School of Food and Biological Engineering, Hefei University of Technology, Hefei, Anhui 230009, PR China.
School of Food and Biological Engineering, Hefei University of Technology, Hefei, Anhui 230009, PR China.
Bioorg Med Chem Lett. 2020 Apr 15;30(8):127036. doi: 10.1016/j.bmcl.2020.127036. Epub 2020 Feb 14.

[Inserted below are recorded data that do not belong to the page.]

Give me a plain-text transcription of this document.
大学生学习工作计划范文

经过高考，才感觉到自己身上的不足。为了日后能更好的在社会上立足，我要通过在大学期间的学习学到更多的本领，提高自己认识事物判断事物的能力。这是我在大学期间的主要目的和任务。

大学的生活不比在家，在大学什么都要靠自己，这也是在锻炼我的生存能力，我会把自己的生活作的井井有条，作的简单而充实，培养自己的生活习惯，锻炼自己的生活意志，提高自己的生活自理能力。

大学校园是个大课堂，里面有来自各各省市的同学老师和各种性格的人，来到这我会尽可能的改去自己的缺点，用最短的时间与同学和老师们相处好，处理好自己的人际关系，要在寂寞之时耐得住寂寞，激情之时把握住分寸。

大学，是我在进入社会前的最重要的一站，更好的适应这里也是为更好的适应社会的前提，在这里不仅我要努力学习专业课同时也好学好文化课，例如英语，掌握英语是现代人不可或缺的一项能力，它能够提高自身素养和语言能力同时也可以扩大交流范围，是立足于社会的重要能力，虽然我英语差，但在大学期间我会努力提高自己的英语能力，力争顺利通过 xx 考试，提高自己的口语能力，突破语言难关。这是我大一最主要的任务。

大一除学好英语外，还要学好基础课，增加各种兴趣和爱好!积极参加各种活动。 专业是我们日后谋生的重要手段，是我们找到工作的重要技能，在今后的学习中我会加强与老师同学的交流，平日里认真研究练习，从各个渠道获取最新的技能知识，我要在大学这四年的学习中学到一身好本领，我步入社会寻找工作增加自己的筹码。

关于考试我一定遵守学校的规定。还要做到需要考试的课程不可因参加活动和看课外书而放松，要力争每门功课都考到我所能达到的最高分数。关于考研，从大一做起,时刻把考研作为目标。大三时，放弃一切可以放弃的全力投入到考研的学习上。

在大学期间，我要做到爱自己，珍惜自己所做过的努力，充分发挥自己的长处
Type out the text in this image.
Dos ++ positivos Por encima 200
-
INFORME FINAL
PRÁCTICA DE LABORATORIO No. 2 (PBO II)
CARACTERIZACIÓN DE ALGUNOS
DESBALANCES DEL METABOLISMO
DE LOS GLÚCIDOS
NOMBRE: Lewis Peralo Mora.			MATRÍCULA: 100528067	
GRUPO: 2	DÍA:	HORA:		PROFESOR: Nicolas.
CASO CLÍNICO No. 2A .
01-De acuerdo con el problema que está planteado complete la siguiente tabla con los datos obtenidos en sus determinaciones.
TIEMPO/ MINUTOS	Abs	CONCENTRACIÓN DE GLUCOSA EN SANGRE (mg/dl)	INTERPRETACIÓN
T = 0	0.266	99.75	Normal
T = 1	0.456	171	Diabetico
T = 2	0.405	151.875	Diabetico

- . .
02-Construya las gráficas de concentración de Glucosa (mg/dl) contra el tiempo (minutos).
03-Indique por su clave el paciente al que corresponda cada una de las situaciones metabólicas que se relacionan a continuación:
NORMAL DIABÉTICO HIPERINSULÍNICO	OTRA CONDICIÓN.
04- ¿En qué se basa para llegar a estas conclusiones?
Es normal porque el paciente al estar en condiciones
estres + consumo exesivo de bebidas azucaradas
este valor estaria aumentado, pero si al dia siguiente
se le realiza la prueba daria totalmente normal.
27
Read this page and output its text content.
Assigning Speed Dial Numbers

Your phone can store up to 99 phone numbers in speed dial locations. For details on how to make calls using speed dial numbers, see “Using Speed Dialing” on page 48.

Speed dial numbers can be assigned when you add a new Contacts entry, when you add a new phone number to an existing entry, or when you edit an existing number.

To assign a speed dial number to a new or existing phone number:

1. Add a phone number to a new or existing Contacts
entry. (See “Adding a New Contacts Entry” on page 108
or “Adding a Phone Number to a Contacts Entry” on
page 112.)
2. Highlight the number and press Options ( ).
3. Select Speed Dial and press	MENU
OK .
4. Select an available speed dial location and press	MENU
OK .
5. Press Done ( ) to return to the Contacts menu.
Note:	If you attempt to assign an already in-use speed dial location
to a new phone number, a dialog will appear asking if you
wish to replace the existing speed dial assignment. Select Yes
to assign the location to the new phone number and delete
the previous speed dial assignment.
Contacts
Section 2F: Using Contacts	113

Currently, synergistic inhibition of poly(ADP-ribose) polymerase-1 (PARP-1) and histone deacetylases (HDACs) has been a potential effective strategy for cancer treatment. Herein, by combining critical pharmacophores in approved drugs olaparib and chidamide, a series of novel 2-fluoro-5-((4-oxo-3,4-dihydrophthalazin-1-yl)methyl)benzoic acid derivatives were designed and synthesized. All efforts led to a good dual PARP-1/HDAC-1 inhibitor, compound 4, with IC values of 4.2 and 340 nM against PARP-1 and HDAC-1, which were as potent as olaparib and chidamide respectively. The MTT assay further demonstrated that compound 4 had potent inhibitory activities against BRCA1/2-proficient K562 and MDA-MB-231 cells with GI values of 5.6 and 4.3 μM, respectively. Therefore, our results suggested that compound 4 could be a promising dual PARP-1/HDAC-1 inhibitor for further studies. In addition, a few excellent PARP-1 inhibitors such as 7-9 and HDAC-1 inhibitors such as 12 were serendipitously discovered, which also could be further studied in our next work.
目前,聚(ADP-核糖)聚合酶-1(PARP-1)和组蛋白去乙酰化酶(HDACs)的协同抑制已成为癌症治疗的一种潜在有效策略。在此,通过将已批准药物奥拉帕利和西达本胺中的关键药效团结合在一起,设计并合成了一系列新型 2-氟-5-((4-氧代-3,4-二氢酞嗪-1-基)甲基)苯甲酸衍生物。所有的努力都得到了一个良好的双重 PARP-1/HDAC-1 抑制剂,化合物 4,对 PARP-1 和 HDAC-1 的 IC 值分别为 4.2 和 340 nM,分别与奥拉帕利和西达本胺相当。MTT 测定进一步表明,化合物 4 对 BRCA1/2 有效的 K562 和 MDA-MB-231 细胞具有很强的抑制活性,GI 值分别为 5.6 和 4.3 μM。因此,我们的结果表明,化合物 4 可能是一种有前途的双重 PARP-1/HDAC-1 抑制剂,值得进一步研究。此外,还意外地发现了一些优秀的 PARP-1 抑制剂,如 7-9,以及一些优秀的 HDAC-1 抑制剂,如 12,它们也可以在我们的下一步工作中进一步研究。